In 2022, Snowflake introduced its cybersecurity workload, marking a significant investment in being committed to making Snowflake the premier data platform for security applications. Recognising security as a data challenge, we understood the need for substantial investments to handle the variety and speed at which security data is generated today. Consequently, we've rolled out numerous innovations and features tailored to support security use cases directly. This effort has cultivated a robust ecosystem where solutions are developed around Snowflake to address complex issues in threat detection, response, compliance automation, and vulnerability management.
Within the cybersecurity industry, these security challenges are being tackled through a network of applications that utilise Snowflake as the backend. Looking ahead, our focus is on how these solutions are deployed.

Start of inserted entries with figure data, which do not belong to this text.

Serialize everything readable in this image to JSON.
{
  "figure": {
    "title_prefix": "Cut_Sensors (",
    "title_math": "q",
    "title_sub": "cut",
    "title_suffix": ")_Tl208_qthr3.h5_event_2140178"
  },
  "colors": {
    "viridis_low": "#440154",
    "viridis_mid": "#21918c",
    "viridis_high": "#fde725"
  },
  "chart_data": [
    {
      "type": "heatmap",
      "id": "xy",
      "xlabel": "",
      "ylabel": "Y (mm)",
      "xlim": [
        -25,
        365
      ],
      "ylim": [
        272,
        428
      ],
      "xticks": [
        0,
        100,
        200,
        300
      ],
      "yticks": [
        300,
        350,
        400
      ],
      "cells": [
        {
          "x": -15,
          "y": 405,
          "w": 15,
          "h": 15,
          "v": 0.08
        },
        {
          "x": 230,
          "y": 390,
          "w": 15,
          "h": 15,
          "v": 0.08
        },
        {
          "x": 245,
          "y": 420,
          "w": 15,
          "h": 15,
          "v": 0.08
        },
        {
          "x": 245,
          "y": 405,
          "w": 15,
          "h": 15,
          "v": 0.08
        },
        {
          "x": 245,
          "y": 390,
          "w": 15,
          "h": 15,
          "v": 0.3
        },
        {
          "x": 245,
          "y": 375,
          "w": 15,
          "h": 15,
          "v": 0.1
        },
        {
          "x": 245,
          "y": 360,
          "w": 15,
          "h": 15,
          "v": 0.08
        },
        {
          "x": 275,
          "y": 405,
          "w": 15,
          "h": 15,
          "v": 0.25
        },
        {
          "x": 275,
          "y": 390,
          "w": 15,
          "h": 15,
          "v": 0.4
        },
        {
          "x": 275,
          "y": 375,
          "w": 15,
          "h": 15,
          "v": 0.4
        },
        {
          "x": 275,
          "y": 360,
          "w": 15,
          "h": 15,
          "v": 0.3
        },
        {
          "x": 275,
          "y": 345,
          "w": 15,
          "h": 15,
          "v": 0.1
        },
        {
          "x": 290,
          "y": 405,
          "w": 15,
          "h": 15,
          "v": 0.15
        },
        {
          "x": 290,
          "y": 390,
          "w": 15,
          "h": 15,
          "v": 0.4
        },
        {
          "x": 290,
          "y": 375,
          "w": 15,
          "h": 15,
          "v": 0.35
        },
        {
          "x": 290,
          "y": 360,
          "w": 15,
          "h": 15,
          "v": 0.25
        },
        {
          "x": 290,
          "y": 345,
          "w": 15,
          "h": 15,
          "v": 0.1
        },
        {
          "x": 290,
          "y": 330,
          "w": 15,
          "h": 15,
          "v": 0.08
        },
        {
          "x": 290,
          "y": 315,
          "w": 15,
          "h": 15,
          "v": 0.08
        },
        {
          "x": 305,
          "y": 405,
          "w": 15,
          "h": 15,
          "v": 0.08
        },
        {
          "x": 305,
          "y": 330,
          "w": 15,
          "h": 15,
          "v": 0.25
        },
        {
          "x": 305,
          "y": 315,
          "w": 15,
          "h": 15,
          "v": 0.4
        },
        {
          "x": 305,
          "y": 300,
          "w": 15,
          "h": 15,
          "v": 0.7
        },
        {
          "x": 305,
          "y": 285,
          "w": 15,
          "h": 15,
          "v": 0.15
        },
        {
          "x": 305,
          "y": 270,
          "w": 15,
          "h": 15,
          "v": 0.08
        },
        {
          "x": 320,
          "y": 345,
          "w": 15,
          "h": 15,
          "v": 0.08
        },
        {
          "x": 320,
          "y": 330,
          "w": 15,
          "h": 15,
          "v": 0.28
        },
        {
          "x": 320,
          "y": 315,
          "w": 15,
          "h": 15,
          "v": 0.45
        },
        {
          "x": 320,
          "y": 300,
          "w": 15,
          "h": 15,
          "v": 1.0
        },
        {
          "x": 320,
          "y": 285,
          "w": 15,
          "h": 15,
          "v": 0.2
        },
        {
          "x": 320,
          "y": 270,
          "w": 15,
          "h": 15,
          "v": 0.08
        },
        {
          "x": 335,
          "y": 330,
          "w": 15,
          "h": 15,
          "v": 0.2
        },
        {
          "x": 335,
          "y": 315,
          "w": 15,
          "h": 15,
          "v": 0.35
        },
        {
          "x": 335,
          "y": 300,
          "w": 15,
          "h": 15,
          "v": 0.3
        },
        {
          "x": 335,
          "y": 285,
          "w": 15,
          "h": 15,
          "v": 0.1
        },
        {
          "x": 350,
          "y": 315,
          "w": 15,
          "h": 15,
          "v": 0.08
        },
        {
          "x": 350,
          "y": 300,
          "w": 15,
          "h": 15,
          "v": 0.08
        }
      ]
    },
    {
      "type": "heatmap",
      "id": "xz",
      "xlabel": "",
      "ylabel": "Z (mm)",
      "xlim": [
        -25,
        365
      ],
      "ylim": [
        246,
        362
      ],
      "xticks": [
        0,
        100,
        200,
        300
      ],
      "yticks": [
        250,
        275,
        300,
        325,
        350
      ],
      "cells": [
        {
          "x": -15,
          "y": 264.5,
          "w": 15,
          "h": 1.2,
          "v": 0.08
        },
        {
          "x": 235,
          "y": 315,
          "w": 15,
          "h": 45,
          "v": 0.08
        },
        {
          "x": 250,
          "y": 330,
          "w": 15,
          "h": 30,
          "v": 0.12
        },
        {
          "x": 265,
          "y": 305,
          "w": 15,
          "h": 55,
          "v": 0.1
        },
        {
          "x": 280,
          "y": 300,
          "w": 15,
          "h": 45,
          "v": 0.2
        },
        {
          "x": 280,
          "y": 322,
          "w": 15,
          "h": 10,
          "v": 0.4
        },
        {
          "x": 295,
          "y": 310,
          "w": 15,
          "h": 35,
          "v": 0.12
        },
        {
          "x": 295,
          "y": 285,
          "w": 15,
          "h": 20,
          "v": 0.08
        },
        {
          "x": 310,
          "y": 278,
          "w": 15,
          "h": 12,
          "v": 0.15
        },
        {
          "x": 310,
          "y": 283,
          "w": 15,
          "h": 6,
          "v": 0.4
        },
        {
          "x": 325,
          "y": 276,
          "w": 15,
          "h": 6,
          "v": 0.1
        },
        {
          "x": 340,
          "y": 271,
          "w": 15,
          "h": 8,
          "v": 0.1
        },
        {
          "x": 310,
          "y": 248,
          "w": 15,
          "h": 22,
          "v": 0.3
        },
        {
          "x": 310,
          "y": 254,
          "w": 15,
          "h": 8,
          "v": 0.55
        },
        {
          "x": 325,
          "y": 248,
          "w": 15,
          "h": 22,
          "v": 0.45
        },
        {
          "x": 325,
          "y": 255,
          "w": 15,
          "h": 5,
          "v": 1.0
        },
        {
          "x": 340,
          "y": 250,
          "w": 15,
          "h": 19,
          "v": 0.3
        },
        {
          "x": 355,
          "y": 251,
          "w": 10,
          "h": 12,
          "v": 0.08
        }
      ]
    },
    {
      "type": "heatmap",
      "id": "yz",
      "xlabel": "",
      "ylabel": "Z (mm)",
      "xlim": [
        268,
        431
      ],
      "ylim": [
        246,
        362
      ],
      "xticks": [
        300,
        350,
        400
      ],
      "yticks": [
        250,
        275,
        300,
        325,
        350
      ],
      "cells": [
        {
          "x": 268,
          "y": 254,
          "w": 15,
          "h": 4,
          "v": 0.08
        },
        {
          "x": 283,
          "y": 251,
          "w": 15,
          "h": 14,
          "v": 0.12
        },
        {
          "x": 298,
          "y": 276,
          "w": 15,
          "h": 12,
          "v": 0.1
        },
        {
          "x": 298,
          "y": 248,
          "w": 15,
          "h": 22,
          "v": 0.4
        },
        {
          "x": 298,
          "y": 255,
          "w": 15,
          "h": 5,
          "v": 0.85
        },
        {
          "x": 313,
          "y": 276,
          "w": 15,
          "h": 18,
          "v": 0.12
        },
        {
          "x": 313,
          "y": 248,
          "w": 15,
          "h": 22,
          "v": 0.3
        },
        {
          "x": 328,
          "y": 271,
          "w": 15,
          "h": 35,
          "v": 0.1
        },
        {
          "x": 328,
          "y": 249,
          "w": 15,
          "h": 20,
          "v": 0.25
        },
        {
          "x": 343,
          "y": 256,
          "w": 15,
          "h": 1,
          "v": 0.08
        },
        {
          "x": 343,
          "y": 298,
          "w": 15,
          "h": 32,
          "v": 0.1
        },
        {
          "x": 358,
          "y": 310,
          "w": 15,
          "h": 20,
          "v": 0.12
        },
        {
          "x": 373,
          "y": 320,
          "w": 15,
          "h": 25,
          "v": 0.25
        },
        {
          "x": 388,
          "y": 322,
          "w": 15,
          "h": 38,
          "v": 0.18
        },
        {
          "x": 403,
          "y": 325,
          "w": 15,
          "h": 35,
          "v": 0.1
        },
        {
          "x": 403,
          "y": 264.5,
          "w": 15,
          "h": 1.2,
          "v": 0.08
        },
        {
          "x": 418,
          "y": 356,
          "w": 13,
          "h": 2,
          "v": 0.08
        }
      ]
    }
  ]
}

We anticipate that with our ongoing investments in Snowflake as an application platform, security solutions will increasingly be deployed atop the customer’s Snowflake environment. We believe this approach will unlock additional value, offering enhanced visibility and automation for security teams utilising these advanced cybersecurity solutions within their Snowflake security data lake.
Could you provide details about Snowflake's upcoming offerings related to generative AI?
I am excited about Snowpark and ML; we view them as facilitating open-source LLM deployment in Snowflake. The concept involves taking powerful open-source models like Llama 2 from Meta and swiftly deploying them into a model registry within Snowflake. This deployment utilises a compute pool equipped with Graphics Processing Units (GPUs). One of the significant challenges lies in accessing GPUs, which are typically in limited supply. However, Snowflake is addressing this by providing our customers with easy access to GPUs within the platform. This enables them to train models like Llama 2 efficiently and deploy them for production, running against their real-time data. Our data is continually refreshed with new streaming capabilities such as Snowpipe Streaming, ensuring the data used for these models is always current.
This comprehensive support for the end-to-end machine learning lifecycle within Snowflake, particularly with these exciting capabilities, is noteworthy. We anticipate that these features will be embraced by security operations centers worldwide, enhancing the effectiveness and cost-efficiency of security programs.